The ordinary existence of the common people in these communities was very like the ordinary existence of any other barbaric peasantry. Their pottery, weaving and dyeing was very good. The Maya writing was not only carven on stone but written and painted upon skins and the like. The European and American museums contain many enigmatical Maya manuscripts of which at present little has been deciphered except the dates. In Peru there were beginnings of a similar writing but they were superseded by a method of keeping records by knotting cords. A similar method of mnemonics was in use in China thousands of years ago.
In the old world before 4000 or 5000 B.C., that is to say three or four thousand years earlier, there were primitive civilizations not unlike these American civilizations; civilizations based upon a temple, having a vast quantity of blood sacrifices and with an intensely astronomical priesthood.

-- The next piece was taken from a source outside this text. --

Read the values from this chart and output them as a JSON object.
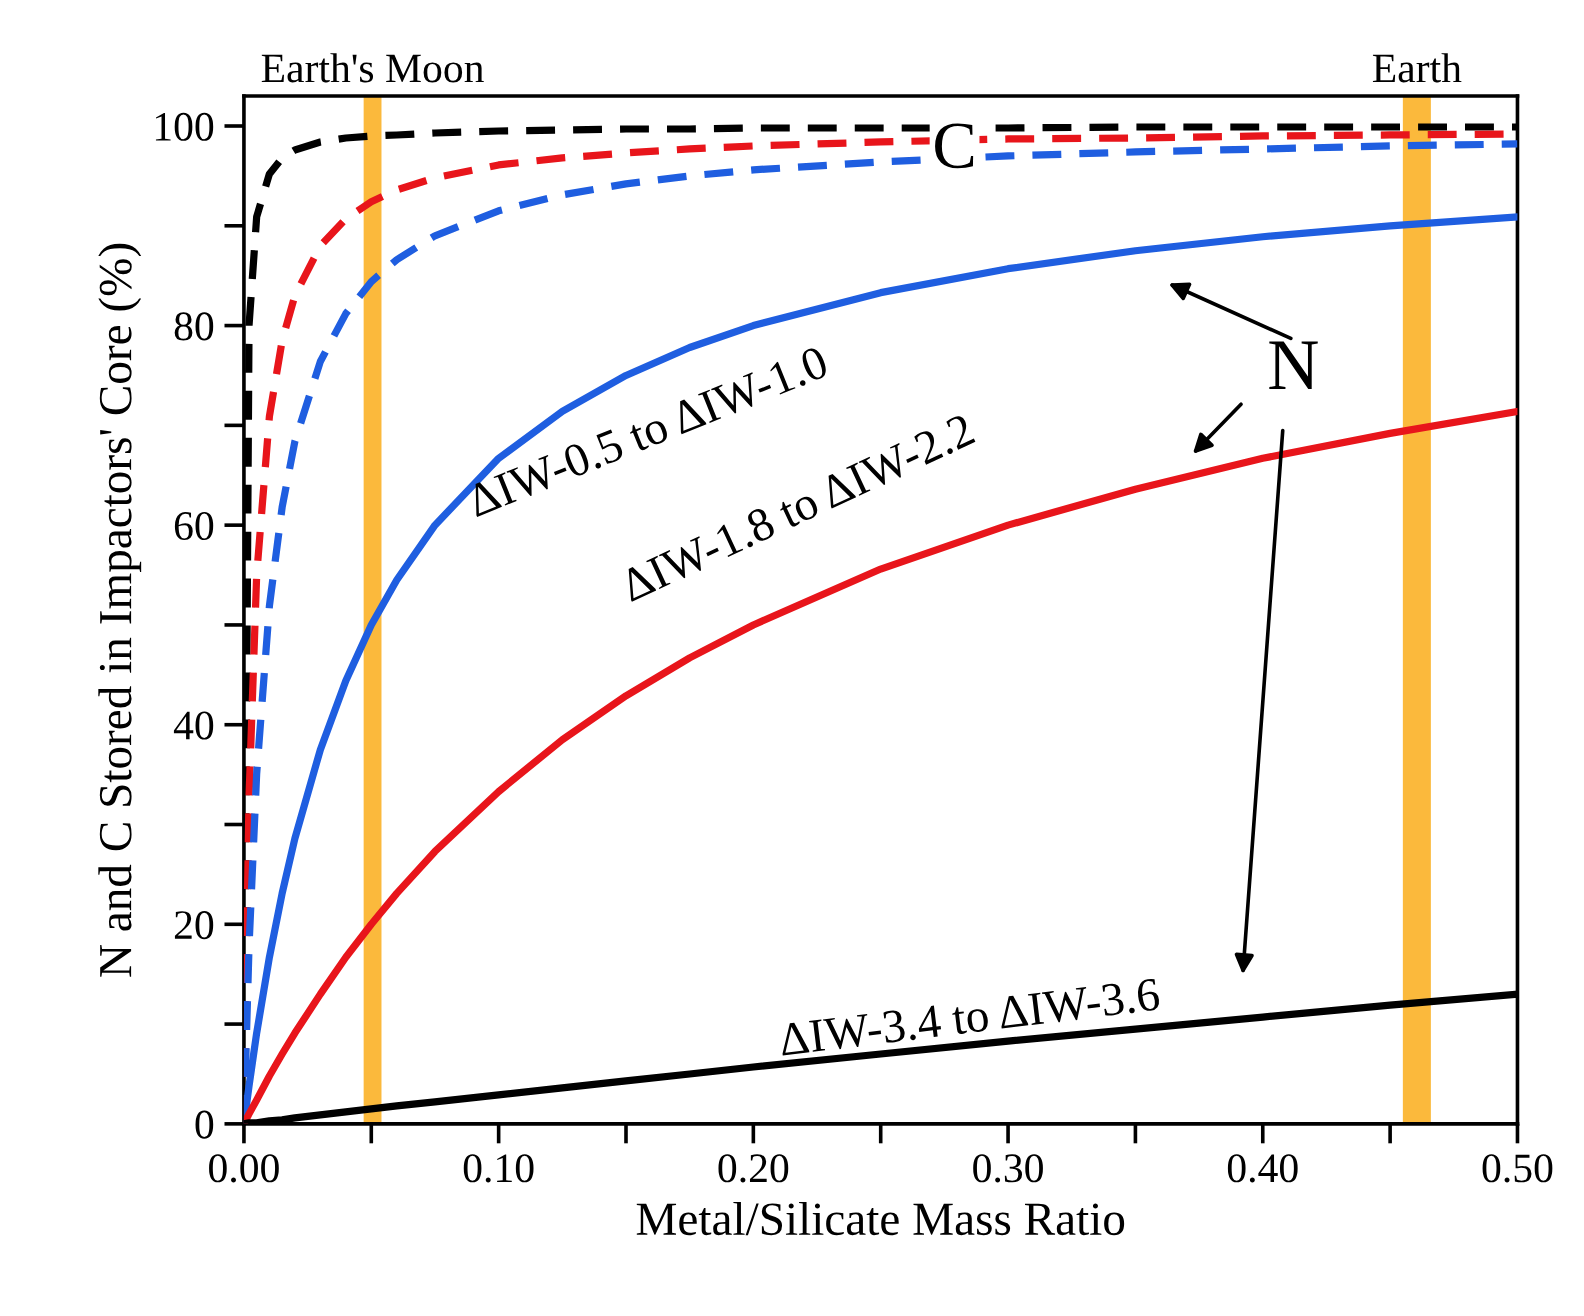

But in the old world the primitive civilizations reacted upon one another and developed towards the conditions of our own world. In America these primitive civilizations never progressed beyond this primitive stage. Each of them was in a little world of its own. Mexico it seems knew little or nothing of Peru, until the Europeans came to America. The potato, which was the principal food stuff in Peru, was unknown in Mexico.
Age by age these peoples lived and marvelled at their gods and made their sacrifices and died. Maya art rose to high levels of decorative beauty. Men made love and tribes made war. Drought and plenty, pestilence and health, followed one another. The priests elaborated their calendar and their sacrificial ritual through long centuries, but made little progress in other directions.